In this model, a browser extension communicates with a companion mobile application through secure cloud messaging.
When a user clicks a telephone number on a webpage, the number is sent as a push notification to their paired smartphone, where it opens directly in the phone dialer.

An example of this implementation is the CallLinks service (<https://calllinks.sochka.com/en>), which allows users to click phone numbers in any desktop browser and instantly transfer them to an Android device for calling.
This approach emerged as an alternative to native browser-based click-to-call mechanisms that became deprecated or limited in modern browsers.

==Consumer concerns==
Some click-to-call services can have shortcomings, such as nuisance calls that cost whoever is paying for the service. Most experienced providers have heuristics in place to eliminate this issue and sophisticated click-to-call consumers will be conscious of privacy issues in this arrangement. In addition, in the past, at least, click-to-call services may have been impacted by legal issues in countries such as India where VoIP may not be or have been legal.

==Google maps and rumors==
In August 2006, the Wall Street Journal reported a joint effort by eBay and Google which would offer CTC, but Google issued a statement by October 7, 2006, which said Google had reconsidered, this was refuted by Google the next day, and claimed that a bug in their system allowed an anonymous user to point that information.
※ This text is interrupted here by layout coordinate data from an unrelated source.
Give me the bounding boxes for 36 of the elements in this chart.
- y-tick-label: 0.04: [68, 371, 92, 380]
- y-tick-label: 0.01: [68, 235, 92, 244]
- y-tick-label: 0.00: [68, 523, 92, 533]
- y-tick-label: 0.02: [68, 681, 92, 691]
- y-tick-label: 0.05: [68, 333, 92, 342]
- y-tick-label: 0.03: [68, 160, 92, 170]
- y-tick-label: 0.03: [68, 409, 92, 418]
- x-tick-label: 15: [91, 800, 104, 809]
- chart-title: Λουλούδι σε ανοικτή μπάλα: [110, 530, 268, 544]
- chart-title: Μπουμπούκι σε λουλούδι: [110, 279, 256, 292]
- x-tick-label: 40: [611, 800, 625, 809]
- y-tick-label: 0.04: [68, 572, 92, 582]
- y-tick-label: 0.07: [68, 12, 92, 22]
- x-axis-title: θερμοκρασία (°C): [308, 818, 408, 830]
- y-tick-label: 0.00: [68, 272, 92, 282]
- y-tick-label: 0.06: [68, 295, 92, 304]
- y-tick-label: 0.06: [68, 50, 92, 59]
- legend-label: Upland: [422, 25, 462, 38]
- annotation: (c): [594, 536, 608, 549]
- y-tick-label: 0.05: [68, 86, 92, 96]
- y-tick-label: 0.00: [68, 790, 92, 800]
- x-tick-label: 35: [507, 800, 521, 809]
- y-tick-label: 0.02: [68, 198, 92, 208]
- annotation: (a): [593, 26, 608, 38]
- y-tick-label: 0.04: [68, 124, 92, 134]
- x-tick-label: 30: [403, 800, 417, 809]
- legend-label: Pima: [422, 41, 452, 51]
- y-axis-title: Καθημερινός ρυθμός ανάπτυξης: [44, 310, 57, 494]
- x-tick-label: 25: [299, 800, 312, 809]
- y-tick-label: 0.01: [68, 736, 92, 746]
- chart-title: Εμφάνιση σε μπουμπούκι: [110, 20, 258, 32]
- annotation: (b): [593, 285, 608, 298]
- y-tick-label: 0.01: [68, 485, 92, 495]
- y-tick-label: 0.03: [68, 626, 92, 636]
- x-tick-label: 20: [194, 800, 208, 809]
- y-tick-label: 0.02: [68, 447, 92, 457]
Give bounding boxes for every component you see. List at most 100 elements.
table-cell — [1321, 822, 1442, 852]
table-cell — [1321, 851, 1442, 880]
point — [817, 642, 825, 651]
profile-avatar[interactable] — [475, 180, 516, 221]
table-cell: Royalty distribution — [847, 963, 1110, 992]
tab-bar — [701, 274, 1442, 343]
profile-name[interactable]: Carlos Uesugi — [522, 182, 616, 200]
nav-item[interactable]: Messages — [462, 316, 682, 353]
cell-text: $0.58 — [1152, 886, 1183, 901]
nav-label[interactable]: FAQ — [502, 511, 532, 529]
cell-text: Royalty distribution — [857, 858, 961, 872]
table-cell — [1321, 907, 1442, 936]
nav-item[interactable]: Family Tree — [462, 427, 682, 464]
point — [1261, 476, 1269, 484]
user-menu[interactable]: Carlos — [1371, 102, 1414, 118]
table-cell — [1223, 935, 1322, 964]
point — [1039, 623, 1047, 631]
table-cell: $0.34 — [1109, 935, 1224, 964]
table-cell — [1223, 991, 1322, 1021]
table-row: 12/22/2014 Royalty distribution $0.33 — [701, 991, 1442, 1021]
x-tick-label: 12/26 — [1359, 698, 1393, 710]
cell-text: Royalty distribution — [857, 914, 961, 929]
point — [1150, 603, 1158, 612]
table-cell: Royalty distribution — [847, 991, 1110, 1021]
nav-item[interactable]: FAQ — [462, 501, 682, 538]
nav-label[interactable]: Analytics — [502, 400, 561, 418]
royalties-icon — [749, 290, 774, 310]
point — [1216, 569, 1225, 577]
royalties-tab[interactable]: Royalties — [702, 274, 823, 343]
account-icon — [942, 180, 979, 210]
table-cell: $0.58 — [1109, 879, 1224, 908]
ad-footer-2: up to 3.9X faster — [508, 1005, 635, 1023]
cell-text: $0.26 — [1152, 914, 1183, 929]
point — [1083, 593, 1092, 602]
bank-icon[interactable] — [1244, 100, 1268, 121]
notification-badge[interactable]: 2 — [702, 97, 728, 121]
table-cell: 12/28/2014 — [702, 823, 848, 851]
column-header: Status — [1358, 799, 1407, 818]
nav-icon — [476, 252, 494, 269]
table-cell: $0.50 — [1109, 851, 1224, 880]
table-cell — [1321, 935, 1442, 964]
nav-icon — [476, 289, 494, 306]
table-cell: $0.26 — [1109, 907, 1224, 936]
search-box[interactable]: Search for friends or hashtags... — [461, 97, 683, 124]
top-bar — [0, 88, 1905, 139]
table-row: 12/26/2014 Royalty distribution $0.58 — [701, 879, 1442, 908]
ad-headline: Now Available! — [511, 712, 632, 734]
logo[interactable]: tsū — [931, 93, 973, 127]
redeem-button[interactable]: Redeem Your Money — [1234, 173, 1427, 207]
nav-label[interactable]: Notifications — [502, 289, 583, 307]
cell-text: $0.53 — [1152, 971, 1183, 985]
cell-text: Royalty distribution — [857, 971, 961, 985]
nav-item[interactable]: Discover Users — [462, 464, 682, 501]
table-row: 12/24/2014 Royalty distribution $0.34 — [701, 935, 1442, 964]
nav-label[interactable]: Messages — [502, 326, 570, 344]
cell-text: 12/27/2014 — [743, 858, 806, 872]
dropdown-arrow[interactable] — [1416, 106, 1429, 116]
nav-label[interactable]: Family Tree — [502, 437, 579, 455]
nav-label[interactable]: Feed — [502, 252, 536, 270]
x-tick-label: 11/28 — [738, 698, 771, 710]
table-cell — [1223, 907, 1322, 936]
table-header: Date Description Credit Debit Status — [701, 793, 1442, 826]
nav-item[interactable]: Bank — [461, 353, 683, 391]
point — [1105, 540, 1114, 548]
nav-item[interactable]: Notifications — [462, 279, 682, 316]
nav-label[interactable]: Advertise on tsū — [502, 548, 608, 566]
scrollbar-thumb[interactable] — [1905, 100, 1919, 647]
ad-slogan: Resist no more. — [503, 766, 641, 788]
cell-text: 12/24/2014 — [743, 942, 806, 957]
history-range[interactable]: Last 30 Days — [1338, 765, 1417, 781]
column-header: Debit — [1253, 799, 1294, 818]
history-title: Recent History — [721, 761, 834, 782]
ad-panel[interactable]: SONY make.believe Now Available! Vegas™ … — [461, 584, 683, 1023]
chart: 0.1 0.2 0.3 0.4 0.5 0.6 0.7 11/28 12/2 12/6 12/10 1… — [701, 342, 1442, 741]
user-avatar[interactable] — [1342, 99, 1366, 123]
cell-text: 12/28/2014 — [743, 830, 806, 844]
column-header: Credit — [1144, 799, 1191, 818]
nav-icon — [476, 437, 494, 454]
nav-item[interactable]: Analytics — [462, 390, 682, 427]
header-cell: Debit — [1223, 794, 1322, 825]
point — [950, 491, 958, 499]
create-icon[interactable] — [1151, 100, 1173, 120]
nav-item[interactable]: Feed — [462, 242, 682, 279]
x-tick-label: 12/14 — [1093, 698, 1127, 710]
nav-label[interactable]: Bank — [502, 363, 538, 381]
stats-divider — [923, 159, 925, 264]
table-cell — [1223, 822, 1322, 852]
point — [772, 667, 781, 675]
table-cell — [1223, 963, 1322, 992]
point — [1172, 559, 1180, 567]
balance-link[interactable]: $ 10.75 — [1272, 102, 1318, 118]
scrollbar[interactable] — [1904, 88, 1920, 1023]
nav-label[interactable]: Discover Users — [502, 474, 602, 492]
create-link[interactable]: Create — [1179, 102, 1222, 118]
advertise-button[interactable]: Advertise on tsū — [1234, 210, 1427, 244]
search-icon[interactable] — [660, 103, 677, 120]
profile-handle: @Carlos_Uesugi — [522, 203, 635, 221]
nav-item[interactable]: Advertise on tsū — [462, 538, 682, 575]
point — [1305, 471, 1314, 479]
Google was later setting up a new beta CTC system, where AdSense users would be able to submit their phone number, and Google would put a call button next to their website link. Now Google Adwords users can set up CTC functionality.

In November 2006, Google experimented with a callback process in its Google Maps product but eventually removed the feature. As of January 2008, Google is testing click-to-call for businesses listed in search result pages. Some people have indicated that such failure is due to the fact that Google is using the CTC in the Auto Dialer mode, providing little benefits to the end users. Other vendors who provide Callback mode fare differently such as Ingenio was acquired by AT&T Yellow Pages and eStara was acquired by ATG.

PI Microsoft's maps.live.com was rumored to have a similar feature, but it appears to have since disabled it. Some users believed that this was a better feature.